(Id. No. 2176: dp. 6,000,1. 331'1", b. 46'2"; dr. 21'1";
s. 12 k.; cpl. 105)
Tanamo (Id. No. 2176)—built in 1914 as Van Nogendorp by Swain Hunter and Wigham Richardson, Newcastle-on-Tyne, England—was taken over by the Navy at New York on 9 August 1918 on a bare-boat basis from the Sarnia Steamship Corp., Broadway, N.Y. She was refitted as a refrigerator ship and commissioned on 17 August 1918.

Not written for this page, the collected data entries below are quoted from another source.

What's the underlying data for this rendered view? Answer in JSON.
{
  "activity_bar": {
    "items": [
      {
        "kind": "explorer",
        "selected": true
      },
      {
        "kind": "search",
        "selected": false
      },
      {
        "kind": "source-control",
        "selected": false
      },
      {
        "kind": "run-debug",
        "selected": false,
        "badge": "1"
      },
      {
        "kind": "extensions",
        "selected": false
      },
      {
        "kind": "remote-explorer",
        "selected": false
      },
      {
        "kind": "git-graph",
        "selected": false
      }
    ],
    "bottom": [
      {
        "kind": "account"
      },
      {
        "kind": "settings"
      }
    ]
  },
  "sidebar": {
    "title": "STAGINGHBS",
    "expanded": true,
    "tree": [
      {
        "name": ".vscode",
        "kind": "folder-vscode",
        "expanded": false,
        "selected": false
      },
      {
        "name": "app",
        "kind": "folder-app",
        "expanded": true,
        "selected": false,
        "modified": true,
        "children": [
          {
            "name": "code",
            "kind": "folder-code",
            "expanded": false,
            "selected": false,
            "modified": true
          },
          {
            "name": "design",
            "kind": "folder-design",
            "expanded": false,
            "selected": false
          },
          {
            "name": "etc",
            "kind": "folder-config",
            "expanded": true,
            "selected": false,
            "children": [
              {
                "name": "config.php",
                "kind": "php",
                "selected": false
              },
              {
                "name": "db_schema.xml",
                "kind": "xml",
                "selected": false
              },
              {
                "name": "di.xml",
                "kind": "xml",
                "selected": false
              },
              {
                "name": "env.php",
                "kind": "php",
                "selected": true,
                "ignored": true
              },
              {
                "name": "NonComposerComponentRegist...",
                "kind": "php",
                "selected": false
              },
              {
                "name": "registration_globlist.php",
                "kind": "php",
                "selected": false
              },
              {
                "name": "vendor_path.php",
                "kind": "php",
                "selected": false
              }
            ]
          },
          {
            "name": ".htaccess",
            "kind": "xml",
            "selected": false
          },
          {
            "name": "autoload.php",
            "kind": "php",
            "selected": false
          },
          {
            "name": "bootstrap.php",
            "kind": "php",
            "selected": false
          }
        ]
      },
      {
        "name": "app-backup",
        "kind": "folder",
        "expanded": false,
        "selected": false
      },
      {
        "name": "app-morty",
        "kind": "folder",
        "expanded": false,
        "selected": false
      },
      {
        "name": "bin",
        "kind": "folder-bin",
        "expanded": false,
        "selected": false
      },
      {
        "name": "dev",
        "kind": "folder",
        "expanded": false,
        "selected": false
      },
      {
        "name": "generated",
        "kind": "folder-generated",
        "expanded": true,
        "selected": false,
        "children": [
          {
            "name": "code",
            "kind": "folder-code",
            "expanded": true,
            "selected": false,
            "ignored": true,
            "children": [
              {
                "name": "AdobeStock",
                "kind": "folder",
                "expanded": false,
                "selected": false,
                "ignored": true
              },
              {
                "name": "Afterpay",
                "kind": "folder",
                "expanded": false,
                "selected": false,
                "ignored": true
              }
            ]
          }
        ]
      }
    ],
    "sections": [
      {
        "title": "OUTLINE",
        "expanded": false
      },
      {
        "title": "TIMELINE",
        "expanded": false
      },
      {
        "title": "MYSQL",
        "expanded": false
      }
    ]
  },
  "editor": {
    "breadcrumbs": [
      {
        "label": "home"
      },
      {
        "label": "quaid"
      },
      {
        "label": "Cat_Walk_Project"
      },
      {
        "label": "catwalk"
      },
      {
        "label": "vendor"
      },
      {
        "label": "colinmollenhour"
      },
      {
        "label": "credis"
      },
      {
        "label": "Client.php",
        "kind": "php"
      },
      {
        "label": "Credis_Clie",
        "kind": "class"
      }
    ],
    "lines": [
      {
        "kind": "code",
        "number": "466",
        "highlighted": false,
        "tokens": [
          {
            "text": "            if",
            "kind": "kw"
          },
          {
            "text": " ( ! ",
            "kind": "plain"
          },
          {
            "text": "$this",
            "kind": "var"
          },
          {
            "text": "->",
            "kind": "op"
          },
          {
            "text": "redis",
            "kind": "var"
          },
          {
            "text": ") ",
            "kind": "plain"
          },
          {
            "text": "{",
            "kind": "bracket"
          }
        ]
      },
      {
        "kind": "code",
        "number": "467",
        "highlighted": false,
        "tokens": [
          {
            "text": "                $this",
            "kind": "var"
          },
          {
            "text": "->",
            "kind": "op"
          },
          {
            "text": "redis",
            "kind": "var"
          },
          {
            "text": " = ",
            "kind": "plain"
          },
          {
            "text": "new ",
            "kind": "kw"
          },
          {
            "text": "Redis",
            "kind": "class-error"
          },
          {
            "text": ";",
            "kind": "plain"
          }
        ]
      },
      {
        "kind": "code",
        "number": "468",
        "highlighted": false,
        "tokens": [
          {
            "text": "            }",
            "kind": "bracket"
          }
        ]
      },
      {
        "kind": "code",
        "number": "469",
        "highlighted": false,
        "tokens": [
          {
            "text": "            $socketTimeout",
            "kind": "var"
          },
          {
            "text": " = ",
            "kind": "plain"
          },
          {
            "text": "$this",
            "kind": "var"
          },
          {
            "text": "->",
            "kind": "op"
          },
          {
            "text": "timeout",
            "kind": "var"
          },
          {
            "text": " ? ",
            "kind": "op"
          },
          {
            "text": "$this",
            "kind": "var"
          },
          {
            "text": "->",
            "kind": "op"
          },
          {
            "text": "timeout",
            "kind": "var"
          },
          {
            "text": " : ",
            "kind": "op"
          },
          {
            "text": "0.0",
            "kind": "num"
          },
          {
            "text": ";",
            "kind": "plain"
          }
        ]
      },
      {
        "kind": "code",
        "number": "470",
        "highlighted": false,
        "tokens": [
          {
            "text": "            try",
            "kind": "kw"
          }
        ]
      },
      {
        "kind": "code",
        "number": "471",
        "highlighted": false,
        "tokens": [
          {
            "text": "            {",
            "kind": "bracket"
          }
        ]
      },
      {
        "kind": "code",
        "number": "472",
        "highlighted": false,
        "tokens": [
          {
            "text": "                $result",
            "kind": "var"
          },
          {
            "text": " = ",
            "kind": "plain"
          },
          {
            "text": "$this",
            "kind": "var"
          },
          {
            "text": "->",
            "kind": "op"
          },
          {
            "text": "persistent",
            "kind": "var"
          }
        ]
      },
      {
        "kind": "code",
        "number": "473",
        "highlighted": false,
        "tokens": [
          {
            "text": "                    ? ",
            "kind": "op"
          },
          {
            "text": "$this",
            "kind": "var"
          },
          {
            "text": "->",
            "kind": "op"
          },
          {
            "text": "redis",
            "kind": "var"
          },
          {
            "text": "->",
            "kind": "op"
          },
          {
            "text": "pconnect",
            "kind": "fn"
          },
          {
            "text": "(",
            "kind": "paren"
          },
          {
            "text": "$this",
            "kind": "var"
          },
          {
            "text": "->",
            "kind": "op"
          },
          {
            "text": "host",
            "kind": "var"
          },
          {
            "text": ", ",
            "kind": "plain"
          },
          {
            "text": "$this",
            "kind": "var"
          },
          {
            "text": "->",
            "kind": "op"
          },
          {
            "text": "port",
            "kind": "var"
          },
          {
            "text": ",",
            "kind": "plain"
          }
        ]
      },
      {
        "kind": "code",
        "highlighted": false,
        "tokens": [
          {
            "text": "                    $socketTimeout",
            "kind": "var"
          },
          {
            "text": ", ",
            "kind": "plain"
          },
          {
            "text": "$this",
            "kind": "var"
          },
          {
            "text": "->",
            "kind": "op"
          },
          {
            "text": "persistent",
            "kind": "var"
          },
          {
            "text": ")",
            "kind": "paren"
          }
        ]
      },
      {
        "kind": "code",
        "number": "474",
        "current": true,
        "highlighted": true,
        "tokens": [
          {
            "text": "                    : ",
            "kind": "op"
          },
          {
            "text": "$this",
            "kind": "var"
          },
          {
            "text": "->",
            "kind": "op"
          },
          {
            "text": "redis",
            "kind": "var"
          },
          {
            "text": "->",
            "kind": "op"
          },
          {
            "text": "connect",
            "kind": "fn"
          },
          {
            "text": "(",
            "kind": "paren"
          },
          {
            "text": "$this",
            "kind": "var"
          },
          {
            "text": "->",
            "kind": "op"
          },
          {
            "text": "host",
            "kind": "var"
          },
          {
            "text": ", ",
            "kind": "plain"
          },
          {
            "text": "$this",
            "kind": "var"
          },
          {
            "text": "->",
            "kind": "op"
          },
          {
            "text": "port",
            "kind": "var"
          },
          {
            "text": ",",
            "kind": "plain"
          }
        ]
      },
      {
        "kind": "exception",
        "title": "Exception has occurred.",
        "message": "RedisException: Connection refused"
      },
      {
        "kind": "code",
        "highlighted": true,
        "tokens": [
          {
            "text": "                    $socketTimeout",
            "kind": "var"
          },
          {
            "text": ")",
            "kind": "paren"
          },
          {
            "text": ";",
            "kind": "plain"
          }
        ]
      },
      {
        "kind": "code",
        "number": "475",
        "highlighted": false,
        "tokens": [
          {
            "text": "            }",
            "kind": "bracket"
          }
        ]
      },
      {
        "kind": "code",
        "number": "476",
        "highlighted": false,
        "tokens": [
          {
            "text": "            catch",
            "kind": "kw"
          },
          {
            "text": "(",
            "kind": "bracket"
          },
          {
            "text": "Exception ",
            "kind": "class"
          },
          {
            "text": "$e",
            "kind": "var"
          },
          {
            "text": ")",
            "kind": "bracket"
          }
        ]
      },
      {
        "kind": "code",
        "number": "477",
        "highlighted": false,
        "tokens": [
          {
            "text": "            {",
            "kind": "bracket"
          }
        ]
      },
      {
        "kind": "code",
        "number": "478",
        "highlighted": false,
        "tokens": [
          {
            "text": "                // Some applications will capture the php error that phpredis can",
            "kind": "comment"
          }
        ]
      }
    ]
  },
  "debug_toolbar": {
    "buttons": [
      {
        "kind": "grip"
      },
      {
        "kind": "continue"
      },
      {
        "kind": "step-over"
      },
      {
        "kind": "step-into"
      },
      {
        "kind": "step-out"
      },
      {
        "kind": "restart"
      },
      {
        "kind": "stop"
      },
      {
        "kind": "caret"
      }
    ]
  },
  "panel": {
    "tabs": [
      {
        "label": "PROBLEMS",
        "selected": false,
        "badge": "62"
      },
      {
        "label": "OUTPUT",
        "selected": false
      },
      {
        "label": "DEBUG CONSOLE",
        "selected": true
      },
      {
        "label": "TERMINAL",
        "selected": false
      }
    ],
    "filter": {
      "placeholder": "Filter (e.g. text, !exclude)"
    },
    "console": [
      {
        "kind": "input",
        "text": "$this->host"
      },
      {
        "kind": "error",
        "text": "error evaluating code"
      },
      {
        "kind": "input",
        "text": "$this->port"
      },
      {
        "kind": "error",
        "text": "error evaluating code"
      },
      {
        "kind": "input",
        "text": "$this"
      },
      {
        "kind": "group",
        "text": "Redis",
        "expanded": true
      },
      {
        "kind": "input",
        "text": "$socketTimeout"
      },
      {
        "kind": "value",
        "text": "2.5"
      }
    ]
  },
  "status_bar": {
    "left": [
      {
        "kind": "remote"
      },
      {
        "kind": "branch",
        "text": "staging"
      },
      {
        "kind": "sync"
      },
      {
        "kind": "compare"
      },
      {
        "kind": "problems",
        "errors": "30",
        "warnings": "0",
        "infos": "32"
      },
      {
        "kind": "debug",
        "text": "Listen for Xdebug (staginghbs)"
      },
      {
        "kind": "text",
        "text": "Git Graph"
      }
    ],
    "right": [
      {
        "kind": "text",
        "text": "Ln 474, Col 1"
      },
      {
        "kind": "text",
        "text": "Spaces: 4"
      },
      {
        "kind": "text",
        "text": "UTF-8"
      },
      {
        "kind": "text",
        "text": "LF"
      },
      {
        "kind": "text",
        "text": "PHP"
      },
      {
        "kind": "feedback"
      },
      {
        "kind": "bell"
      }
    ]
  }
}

Tanamo, assigned to duty with the Naval Overseas Transportation Service, loaded a cargo of beef and 57 trucks and sailed in a convoy on the 17th for France. Due to boiler trouble, she dropped out of the convoy, entering Halifax on the 30th for temporary repairs and then proceeding on 5 September to New York for additional repairs. On 4 October, Tanamo sailed with a convoy for Verdon, arrived there on the 20th and unloaded her cargo.
The ship sailed for home on 3 November and arrived at New York on the 19th. After general repairs and loading 1,479 tons of beef and a deck load of trucks she returned to St. Nazaire on 14 December 1918. She began her last round-trip voyage from New York to France for the Navy on 15 February 1919.
Upon her return to New York on 2 April, the ship was scheduled for demobilization. Tanamo was decommissioned on 24 April 1919 and returned to her owner.